Taking a discussion on an on-line forum about the aesthetics of UEA as a point of departure, the artist led a choreographed procession through the predominantly Brutalist architecture of the campus. At certain moments, the artist paused and asked a question relating to its design, as if to invoke the presence of the architect. The buildings responded in-kind: a fragment of music played by the artist through a megaphone echoed off their façades, returning a soundscape determined by the density and composition of the surrounding architecture. The performance culminated with the casting of a sculptural form by the side of The Broad, the large lake bordering the campus.

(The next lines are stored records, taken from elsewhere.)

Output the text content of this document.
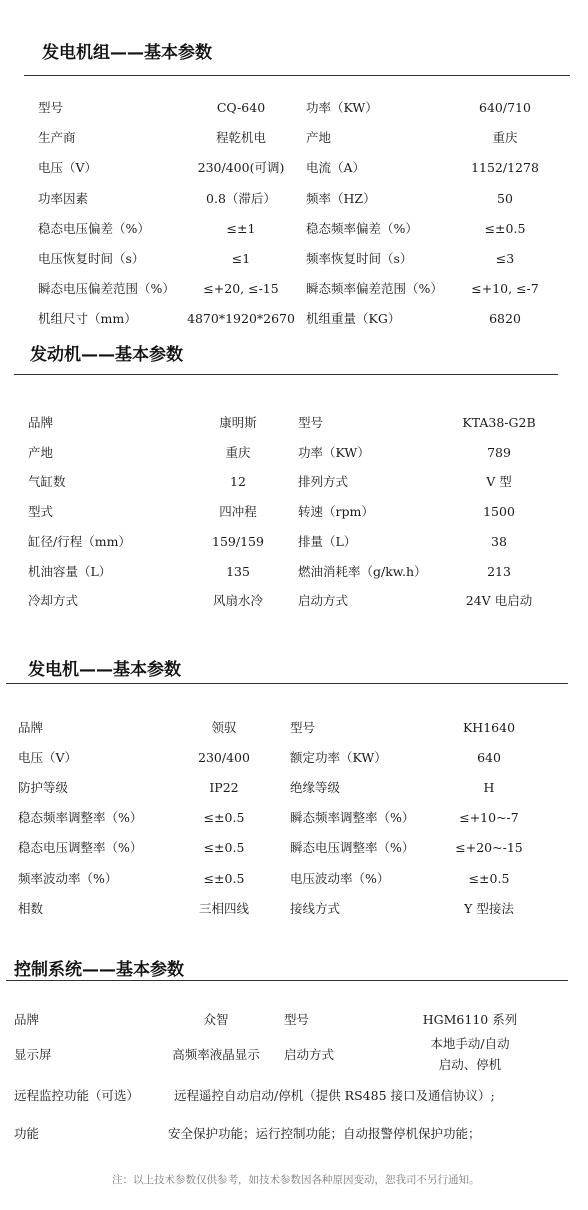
发电机组——基本参数
型号	CQ-640	功率（KW）	640/710
生产商	程乾机电	产地	重庆
电压（V）	230/400(可调)	电流（A）	1152/1278
功率因素	0.8（滞后）	频率（HZ）	50
稳态电压偏差（%）	≤±1	稳态频率偏差（%）	≤±0.5
电压恢复时间（s）	≤1	频率恢复时间（s）	≤3
瞬态电压偏差范围（%）	≤+20, ≤-15	瞬态频率偏差范围（%）	≤+10, ≤-7
机组尺寸（mm）	4870*1920*2670 机组重量（KG）	6820
发动机——基本参数
品牌	康明斯	型号	KTA38-G2B
产地	重庆	功率（KW）	789
气缸数	12	排列方式	V 型
型式	四冲程	转速（rpm）	1500
缸径/行程（mm）	159/159	排量（L）	38
机油容量（L）	135	燃油消耗率（g/kw.h）	213
冷却方式	风扇水冷	启动方式	24V 电启动
发电机——基本参数
品牌	领驭	型号	KH1640
电压（V）	230/400	额定功率（KW）	640
防护等级	IP22	绝缘等级	H
稳态频率调整率（%）	≤±0.5	瞬态频率调整率（%）	≤+10~-7
稳态电压调整率（%）	≤±0.5	瞬态电压调整率（%）	≤+20~-15
频率波动率（%）	≤±0.5	电压波动率（%）	≤±0.5
相数	三相四线	接线方式	Y 型接法
控制系统——基本参数
品牌	众智	型号	HGM6110 系列
显示屏	高频率液晶显示	启动方式
本地手动/自动
启动、停机
远程监控功能（可选）	远程遥控自动启动/停机（提供 RS485 接口及通信协议）;
功能	安全保护功能；运行控制功能；自动报警停机保护功能；
注：以上技术参数仅供参考，如技术参数因各种原因变动，恕我司不另行通知。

The term Brutalism has its roots in the phrase beton brut, French for raw concrete. Its British incarnation is a particular instance of the meeting of the intellectual and the practical. Architectural theories developed by the likes of Alison and Peter Smithson and Reyner Banham came face to face with the economic reality of post-war reconstruction and the brave new world ideology of 1960s Britain. Designed by Denys Lasdun in 1963, the UEA campus embodies that era’s utopian ideals, while giving physical form to the idea that a university education is not just for the privileged. Like many buildings of this time, UEA was built from concrete and, though not always perceived positively, this material came to define the age.
Through the careful selection of a sequence of spaces on the campus, McNulty draws attention to its spatial narrative. Some feeling of living in today moves beyond a simple visual appraisal of Lasdun’s design, seeking to enter the audience into an altered relationship with certain material and spatial qualities of this “tightly organised” educational complex.
Berlin-based Dennis McNulty (b. 1970, Ireland) is an artist whose work is generated through an investigation of embodied knowledge in relation to intentionally or formally acquired knowledge. Beginning with detailed research of various kinds, and informed by his studies in psychoacoustics, the works often take hybrid forms, drawing on aspects of cinema, sculpture, sound and performance.
Recent solo projects include The Face of Something New, Scriptings, Berlin (2013); PRECAST, London (2012); The Eyes of Ayn Rand, Performa 11, New York (2011); and Another Construction, Irish Museum of Modern Art (2011). In 2004 he represented Ireland at the São Paulo Bienal.
Dennis McNulty is represented by Green On Red, Dublin.
Some feeling of living in today was commissioned as part of JERUSALEM.
Taking the form of collective journeys, JERUSALEM is an ongoing project that commissions artists to make work informed by, housed within or seeking alliance with selected architectural sites across England. The first chapter of JERUSALEM took place from 17 - 19th August, 2012. Participating artists were: Dennis McNulty, Francesco Pedraglio and Cara Tolmie.